Hossein Tallal, une étrange fraîcheur

De son propre aveu, Hossein Tallal a toujours dessiné, instinctivement, «des portraits imaginaires, comme aujourd’hui». Vers ses dix-huit ans, il fréquente assidûment un jeune couple de Français dont la femme est professeur de dessin : «C’est avec elle que j’ai appris à travailler ».

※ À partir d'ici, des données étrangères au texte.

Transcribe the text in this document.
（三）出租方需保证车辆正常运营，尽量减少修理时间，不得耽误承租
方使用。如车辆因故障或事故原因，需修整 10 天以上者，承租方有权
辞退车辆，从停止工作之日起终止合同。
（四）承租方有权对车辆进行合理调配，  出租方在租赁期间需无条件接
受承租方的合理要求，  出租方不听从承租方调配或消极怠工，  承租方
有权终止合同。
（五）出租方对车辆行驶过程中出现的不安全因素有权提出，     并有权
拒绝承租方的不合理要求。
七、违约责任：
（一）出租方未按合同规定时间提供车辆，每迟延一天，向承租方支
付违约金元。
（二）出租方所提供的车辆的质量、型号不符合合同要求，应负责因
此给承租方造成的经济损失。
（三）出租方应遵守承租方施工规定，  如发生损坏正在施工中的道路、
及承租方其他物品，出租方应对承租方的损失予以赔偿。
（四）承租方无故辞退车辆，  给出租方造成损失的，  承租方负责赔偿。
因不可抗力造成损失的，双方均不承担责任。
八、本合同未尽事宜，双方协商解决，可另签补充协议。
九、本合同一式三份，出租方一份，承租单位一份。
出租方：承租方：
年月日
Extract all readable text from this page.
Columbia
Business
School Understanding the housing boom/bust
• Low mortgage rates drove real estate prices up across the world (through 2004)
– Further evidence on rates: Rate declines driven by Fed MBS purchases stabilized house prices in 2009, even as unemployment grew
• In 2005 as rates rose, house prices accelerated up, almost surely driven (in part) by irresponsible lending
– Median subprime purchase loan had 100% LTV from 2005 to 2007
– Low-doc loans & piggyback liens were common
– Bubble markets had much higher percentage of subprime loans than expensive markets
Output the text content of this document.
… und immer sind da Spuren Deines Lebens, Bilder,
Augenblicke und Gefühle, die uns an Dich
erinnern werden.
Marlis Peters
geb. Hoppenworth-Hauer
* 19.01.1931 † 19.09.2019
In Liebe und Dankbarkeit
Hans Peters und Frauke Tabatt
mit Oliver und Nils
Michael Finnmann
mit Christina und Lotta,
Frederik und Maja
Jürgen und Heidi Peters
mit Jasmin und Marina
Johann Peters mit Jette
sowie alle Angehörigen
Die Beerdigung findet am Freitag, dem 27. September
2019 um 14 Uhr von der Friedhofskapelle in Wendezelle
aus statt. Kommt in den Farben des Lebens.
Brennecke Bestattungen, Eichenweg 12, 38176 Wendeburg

Dans la première partie des années 60, Hossein Tallal participe à plusieurs expositions collectives telles le Salon d’hiver de Marrakech dont il remporte le grand prix. «A ma grande surprise ! », se souvient-il. «C’était un salon important auquel participaient tous les peintres européens installés au Maroc. Nous n’étions que trois Marocains : Hassan El Glaoui, Tayeb Lahlou et moi».

Mais la vraie chance de Hossein Tallal fut sa rencontre avec feu Ahmed Cherkaoui, l’artiste marocain alors le plus en vogue, un pionnier. Ce dernier l’invite à Paris et l’introduit dans les milieux artistiques les plus influents de l’époque. La première exposition personnelle de Tallal a pour cadre la Galerie la Roue à Paris. Voici ce qu’en écrit le critique d’art Jean Bouret dans «Les Lettres françaises » : «Hossein Tallal est l’un des meilleurs peintres marocains qui soient (…) Les tableaux réunis ici sont d’une étrange beauté. Je ne sais pourquoi, ils me font penser à William Blake. Mais c’est ainsi et je n’y peux rien». Nous sommes au printemps 1967 et l’artiste n’a que vingt-cinq ans. Que s’est-il passé depuis ? Pourquoi le talent de celui qu’Alain Flamand, auteur du premier ouvrage consacré à la peinture marocaine, décrivait comme «l’un des deux ou trois grands artistes marocains vivants», est-il resté si méconnu du grand public ?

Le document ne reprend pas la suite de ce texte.